A common thread of our results is that the complexity of the head representation plays an important role in the source analysis solutions. Results of the correlational approach showed large differences in the topographical distribution of the N1 source obtained with the concentric spheres and BEM-dipoli models and all the remaining models. On the other hand, modeling the CSF made the 4-FEMmeash model solution similar to solutions of more complex head representations (i.e., 5- and 9-FEMmesh models; Fig. 11). Similar conclusions can be drawn from the distribution of cumulative relative frequencies (Fig. 12). The ogive distribution of the 4-FEMmesh CSF was closer to the distribution of the 5-FEMmesh, and 9-FEMmesh models, suggesting a similar pattern in the solution of these models to either reference models (i.e., 9-FEMmesh Standard or 5-FEMmesh DTI). The source solution of less complex models provided a dissimilar distribution of the CDR values to the reference models, with the worst result obtained with the Concentric spheres model. This evidence suggests that a simplification of the head in concentric spheres with isotropic conductivity values might lead to widespread source solutions. Simplified spherical shell models neglect the complex anatomy of the head and provide less realistic solutions. Furthermore, results of the model comparisons in relation to the experimental factors of our study (i.e., Sound and Phase) suggested that significant effects can be detected with different head models, with the Concentric Sphere model showing large and widespread CDR values.

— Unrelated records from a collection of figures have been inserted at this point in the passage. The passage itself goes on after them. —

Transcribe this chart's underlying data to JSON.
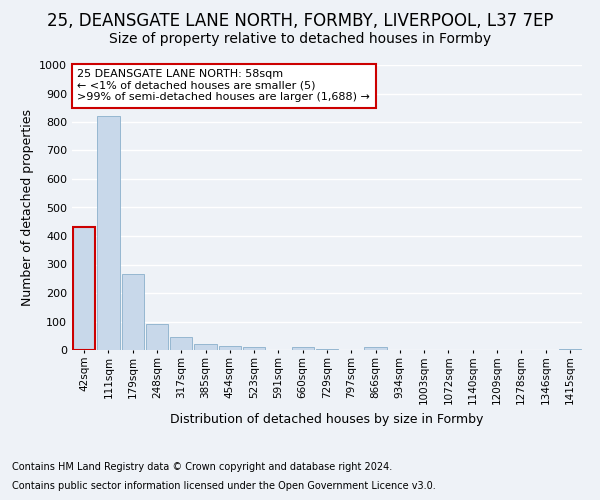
{
  "title1": "25, DEANSGATE LANE NORTH, FORMBY, LIVERPOOL, L37 7EP",
  "title2": "Size of property relative to detached houses in Formby",
  "xlabel": "Distribution of detached houses by size in Formby",
  "ylabel": "Number of detached properties",
  "footer1": "Contains HM Land Registry data © Crown copyright and database right 2024.",
  "footer2": "Contains public sector information licensed under the Open Government Licence v3.0.",
  "annotation_line1": "25 DEANSGATE LANE NORTH: 58sqm",
  "annotation_line2": "← <1% of detached houses are smaller (5)",
  "annotation_line3": ">99% of semi-detached houses are larger (1,688) →",
  "bar_labels": [
    "42sqm",
    "111sqm",
    "179sqm",
    "248sqm",
    "317sqm",
    "385sqm",
    "454sqm",
    "523sqm",
    "591sqm",
    "660sqm",
    "729sqm",
    "797sqm",
    "866sqm",
    "934sqm",
    "1003sqm",
    "1072sqm",
    "1140sqm",
    "1209sqm",
    "1278sqm",
    "1346sqm",
    "1415sqm"
  ],
  "bar_values": [
    430,
    820,
    268,
    90,
    47,
    22,
    15,
    10,
    1,
    10,
    5,
    1,
    10,
    0,
    0,
    0,
    0,
    0,
    0,
    0,
    5
  ],
  "bar_color": "#c8d8ea",
  "bar_edge_color": "#8ab0cc",
  "highlight_bar_index": 0,
  "highlight_edge_color": "#cc0000",
  "ylim": [
    0,
    1000
  ],
  "yticks": [
    0,
    100,
    200,
    300,
    400,
    500,
    600,
    700,
    800,
    900,
    1000
  ],
  "background_color": "#eef2f7",
  "annotation_box_color": "#ffffff",
  "annotation_box_edge": "#cc0000",
  "grid_color": "#ffffff",
  "title1_fontsize": 12,
  "title2_fontsize": 10,
  "ylabel_fontsize": 9,
  "xlabel_fontsize": 9,
  "tick_fontsize": 8,
  "xtick_fontsize": 7.5,
  "footer_fontsize": 7,
  "annotation_fontsize": 8
}
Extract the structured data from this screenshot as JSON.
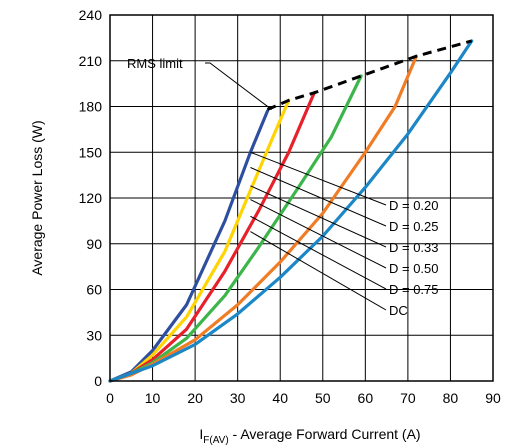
{
  "chart_data": {
    "type": "line",
    "xlabel": {
      "main": "I",
      "sub": "F(AV)",
      "rest": " - Average Forward Current (A)"
    },
    "ylabel": "Average Power Loss (W)",
    "xlim": [
      0,
      90
    ],
    "ylim": [
      0,
      240
    ],
    "xticks": [
      "0",
      "10",
      "20",
      "30",
      "40",
      "50",
      "60",
      "70",
      "80",
      "90"
    ],
    "yticks": [
      "0",
      "30",
      "60",
      "90",
      "120",
      "150",
      "180",
      "210",
      "240"
    ],
    "grid": true,
    "series": [
      {
        "name": "D = 0.20",
        "color": "#2E4FA0",
        "x": [
          0,
          5,
          10,
          18,
          27,
          33,
          37
        ],
        "y": [
          0,
          6,
          20,
          50,
          105,
          150,
          177
        ]
      },
      {
        "name": "D = 0.25",
        "color": "#FFD400",
        "x": [
          0,
          5,
          10,
          18,
          27,
          33,
          38,
          42
        ],
        "y": [
          0,
          5,
          17,
          42,
          85,
          125,
          158,
          184
        ]
      },
      {
        "name": "D = 0.33",
        "color": "#E8202A",
        "x": [
          0,
          5,
          10,
          18,
          27,
          35,
          42,
          48
        ],
        "y": [
          0,
          5,
          14,
          34,
          72,
          112,
          150,
          189
        ]
      },
      {
        "name": "D = 0.50",
        "color": "#3CB54A",
        "x": [
          0,
          5,
          10,
          18,
          27,
          35,
          45,
          52,
          59
        ],
        "y": [
          0,
          5,
          12,
          28,
          56,
          88,
          130,
          160,
          200
        ]
      },
      {
        "name": "D = 0.75",
        "color": "#F07C26",
        "x": [
          0,
          5,
          10,
          20,
          30,
          40,
          50,
          60,
          67,
          72
        ],
        "y": [
          0,
          4,
          11,
          27,
          50,
          78,
          110,
          150,
          180,
          213
        ]
      },
      {
        "name": "DC",
        "color": "#1B87C7",
        "x": [
          0,
          10,
          20,
          30,
          40,
          50,
          60,
          70,
          80,
          85
        ],
        "y": [
          0,
          10,
          24,
          44,
          68,
          95,
          127,
          162,
          202,
          223
        ]
      }
    ],
    "rms_limit": {
      "label": "RMS limit",
      "x": [
        37,
        42,
        48,
        59,
        72,
        85
      ],
      "y": [
        178,
        184,
        189,
        200,
        213,
        223
      ]
    },
    "labels": [
      "D = 0.20",
      "D = 0.25",
      "D = 0.33",
      "D = 0.50",
      "D = 0.75",
      "DC"
    ]
  }
}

These results further confirm that the use of simplistic representations of the head may mislocate the effects of experimental manipulations.

Numerous studies have used computer simulations to investigate the role of modeling different head compartments as well as introducing anisotropic and inhomogeneous parameters for EEG forward and inverse solutions. Findings suggest that the performance of a more complex head model is higher than a solution in which less compartments are modeled. Considerable error is introduced by neglecting the CSF and the WM and GM distinction (Neugebauer et al. 2017; Vorwerk et al. 2014).

Overall, results of the current study extend the literature on the auditory LTP-like effect in healthy adult participants by suggesting that tetanizing effects affect cortical components of the AEPs localized in the primary auditory cortex. Moreover, EEG source localization in experimental protocols seems to be sensitive to the use of realistic head models that include the CSF compartment. Modeling WM anisotropy has a negligible effect on the localization of cortical sources, but it might improve the source solution for deeper sources. Further experimental studies should be performed to evaluate the effect of WM anisotropic conductivity on the localization of deep brain sources. The use of complex head models that resemble a realistic head representation are recommended for accurate source localization of EEG signals.